I’ve mentioned before in a book review that I was, at one point, very interested in flipping houses for profit.  What do I mean by flipping houses?  It means to purchase houses that need cosmetic (or more) work selling for well under market value, upgrade them, and sell them for profit (hopefully) in a relatively short period of time.  Sounds pretty easy in theory, but flippers can get way over their head if they don’t know what they are doing.

From reading a few books on flipping, watching various flipping TV shows and speaking with local investors,  it seems that one critical step is running the numbers as accurately as possible before purchasing the property to ensure that the project is financially viable.  The profit on a flipping endeavor is made when you buy which perhaps makes it the most important step.  That is, the lower the purchase price of the house itself, the higher your potential profit margin.

The Process

  1. Evaluate the House – Once you find a prospective home that needs a bit of work, find out the market value of the home when it is in top notch, fixed up, condition.  A real estate agent, or internet search should help here.
  2. Repairs – Get a contractor to give you an estimate of the repair/materials cost and the approximate time line.
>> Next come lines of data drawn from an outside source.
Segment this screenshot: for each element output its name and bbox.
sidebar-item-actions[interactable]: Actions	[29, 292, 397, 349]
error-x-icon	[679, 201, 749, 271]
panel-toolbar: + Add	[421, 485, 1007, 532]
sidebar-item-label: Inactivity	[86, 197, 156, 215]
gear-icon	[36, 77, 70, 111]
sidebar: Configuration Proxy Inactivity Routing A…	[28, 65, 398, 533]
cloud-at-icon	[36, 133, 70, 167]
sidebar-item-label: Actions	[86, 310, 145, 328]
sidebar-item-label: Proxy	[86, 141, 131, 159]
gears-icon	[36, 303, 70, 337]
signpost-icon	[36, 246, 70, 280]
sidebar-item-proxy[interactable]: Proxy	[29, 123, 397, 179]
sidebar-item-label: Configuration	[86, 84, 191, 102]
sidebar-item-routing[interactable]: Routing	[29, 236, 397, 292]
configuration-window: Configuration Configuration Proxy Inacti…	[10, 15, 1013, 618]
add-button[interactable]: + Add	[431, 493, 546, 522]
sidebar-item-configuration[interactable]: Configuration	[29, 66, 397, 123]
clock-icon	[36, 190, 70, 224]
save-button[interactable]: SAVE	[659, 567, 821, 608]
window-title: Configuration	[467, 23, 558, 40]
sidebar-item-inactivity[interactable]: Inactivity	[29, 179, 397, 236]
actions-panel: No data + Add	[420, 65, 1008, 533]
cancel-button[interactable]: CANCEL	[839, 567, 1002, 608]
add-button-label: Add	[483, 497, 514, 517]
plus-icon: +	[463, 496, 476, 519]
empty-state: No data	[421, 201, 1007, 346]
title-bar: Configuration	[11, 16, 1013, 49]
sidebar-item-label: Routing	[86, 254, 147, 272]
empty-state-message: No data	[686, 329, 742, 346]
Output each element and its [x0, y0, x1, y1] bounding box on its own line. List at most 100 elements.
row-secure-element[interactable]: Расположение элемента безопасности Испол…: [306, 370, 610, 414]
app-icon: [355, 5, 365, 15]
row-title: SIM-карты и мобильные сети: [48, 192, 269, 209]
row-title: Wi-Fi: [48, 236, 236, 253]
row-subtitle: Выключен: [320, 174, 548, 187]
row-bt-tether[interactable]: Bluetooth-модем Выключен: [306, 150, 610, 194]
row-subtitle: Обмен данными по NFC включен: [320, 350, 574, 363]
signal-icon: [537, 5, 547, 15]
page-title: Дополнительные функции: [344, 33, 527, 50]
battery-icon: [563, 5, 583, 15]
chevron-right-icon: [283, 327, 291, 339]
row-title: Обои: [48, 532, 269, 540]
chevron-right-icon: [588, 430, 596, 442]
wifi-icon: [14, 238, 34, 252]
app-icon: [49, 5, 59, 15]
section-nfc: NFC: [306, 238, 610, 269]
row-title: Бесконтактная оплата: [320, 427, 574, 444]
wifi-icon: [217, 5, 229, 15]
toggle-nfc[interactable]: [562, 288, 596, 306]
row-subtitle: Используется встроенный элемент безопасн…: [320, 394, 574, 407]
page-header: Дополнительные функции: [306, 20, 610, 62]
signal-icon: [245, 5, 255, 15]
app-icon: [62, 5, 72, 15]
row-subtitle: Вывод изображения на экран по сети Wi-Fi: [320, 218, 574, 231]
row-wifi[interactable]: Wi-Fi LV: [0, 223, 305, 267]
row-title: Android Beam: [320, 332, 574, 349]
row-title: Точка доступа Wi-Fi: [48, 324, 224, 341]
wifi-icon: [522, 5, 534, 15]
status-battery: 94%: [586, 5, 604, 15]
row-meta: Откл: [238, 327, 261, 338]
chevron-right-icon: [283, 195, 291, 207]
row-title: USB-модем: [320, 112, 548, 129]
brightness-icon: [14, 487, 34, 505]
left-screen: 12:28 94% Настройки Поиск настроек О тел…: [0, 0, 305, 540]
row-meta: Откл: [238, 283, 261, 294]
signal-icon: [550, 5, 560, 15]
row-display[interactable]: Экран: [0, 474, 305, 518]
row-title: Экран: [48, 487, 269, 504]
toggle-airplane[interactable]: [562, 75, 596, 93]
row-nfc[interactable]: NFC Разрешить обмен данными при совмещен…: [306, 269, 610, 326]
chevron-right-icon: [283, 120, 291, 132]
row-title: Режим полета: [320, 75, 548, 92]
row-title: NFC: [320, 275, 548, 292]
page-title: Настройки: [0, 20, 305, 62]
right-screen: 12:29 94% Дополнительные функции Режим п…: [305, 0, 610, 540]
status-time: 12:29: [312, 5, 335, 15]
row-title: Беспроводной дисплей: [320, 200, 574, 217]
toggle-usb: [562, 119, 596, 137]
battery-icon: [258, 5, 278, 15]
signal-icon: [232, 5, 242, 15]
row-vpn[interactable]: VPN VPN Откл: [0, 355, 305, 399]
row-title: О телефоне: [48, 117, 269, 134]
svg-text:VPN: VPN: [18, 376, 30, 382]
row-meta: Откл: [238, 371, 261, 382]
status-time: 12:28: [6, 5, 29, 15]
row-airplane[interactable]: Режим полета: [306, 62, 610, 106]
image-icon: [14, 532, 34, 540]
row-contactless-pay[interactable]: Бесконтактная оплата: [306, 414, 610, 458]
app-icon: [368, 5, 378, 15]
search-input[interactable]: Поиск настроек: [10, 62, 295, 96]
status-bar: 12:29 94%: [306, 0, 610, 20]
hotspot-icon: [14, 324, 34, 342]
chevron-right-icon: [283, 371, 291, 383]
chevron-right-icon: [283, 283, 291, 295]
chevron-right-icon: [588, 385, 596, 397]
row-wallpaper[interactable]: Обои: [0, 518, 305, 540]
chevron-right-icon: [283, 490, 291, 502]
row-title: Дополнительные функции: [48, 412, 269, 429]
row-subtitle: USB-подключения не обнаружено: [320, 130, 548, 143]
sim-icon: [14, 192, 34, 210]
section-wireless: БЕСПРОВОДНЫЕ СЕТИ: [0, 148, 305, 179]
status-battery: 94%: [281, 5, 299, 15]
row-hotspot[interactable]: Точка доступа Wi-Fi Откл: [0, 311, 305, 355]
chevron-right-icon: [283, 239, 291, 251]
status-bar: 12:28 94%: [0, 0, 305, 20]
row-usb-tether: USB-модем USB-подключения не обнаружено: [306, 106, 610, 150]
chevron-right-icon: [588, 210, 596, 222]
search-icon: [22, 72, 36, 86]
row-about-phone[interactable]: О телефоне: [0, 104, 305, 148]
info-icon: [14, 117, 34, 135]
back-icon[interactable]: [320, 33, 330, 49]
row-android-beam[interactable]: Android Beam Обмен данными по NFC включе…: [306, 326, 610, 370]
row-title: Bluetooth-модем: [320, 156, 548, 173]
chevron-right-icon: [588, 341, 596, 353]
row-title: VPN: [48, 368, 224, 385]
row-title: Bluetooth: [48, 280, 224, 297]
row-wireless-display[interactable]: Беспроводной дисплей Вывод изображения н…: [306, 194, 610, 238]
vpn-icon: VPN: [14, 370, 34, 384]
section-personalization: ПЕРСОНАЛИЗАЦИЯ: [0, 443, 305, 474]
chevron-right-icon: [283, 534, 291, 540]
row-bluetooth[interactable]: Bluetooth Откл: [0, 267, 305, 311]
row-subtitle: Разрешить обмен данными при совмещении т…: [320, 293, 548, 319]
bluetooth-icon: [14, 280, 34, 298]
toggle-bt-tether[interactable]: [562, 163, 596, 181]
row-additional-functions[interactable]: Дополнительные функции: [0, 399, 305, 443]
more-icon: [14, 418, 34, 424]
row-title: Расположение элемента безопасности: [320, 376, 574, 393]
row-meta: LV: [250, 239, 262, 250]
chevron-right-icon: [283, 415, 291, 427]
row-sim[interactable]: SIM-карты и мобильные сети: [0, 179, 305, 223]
Give yourself a fudge factor in this calculation as projects have a tendency to go over budget.
  3. Calculate other Expenses – Obtain the cost of selling (real estate agent commissions, legal fees) and calculate your holding fees (purchasing legal fees, financing costs, utilities).  Figuring out the agent/legal fees should be easy enough, but financing can be a different story.  As a real estate flipper, you want to buy and sell as fast as possible.  Some lenders have a problem with lending money for such a short period of time, which is why the flipper may have to resort to private financing.  Private financing/mortgages generally have higher interest rates, but may be worth it to complete the project.
  4. Add in desired profit – Like any business a profit margin needs to be included.  From reading books  and speaking with local flippers, the profit should always be built into the offer/purchase price.

Purchase Price = Market Value – Repair Costs – Selling Costs – Holding Fees – Profit

An Example:

Here’s the example from my review of “The House Flipping Answer Book

The author explains that the key to flipping properties for profit is that you need to include your profits into your expenses when deciding on your maximum purchase price.  For example:

Market Value when fixed: $200k

  • repair materials/labor cost: -$20k
  • holding costs: -$5k
  • agent selling fee: -$10k
  • closing costs: -$1k
  • profit: -$20k
  • fudge factor: -$5k

Maximum purchase price: $139k

Seems like a large spread between $200k and $139k, but note that houses that are worth $200k in mint condition are typically listed for much less when they need extensive repairs.

There you have it, my big picture thoughts on the process of flipping a house for profit.  Of course, my only experience in real estate investing is with rental real estate (and REITs), but the above is what I’ve come up with based on reading various books and speaking with local real estate flippers.

Personally, I don’t have the guts to do a flip (right now) as it requires a fair bit of risk and a lot of time (that I don’t really have).

Have you ever taken on a house flipping project?  Any tips?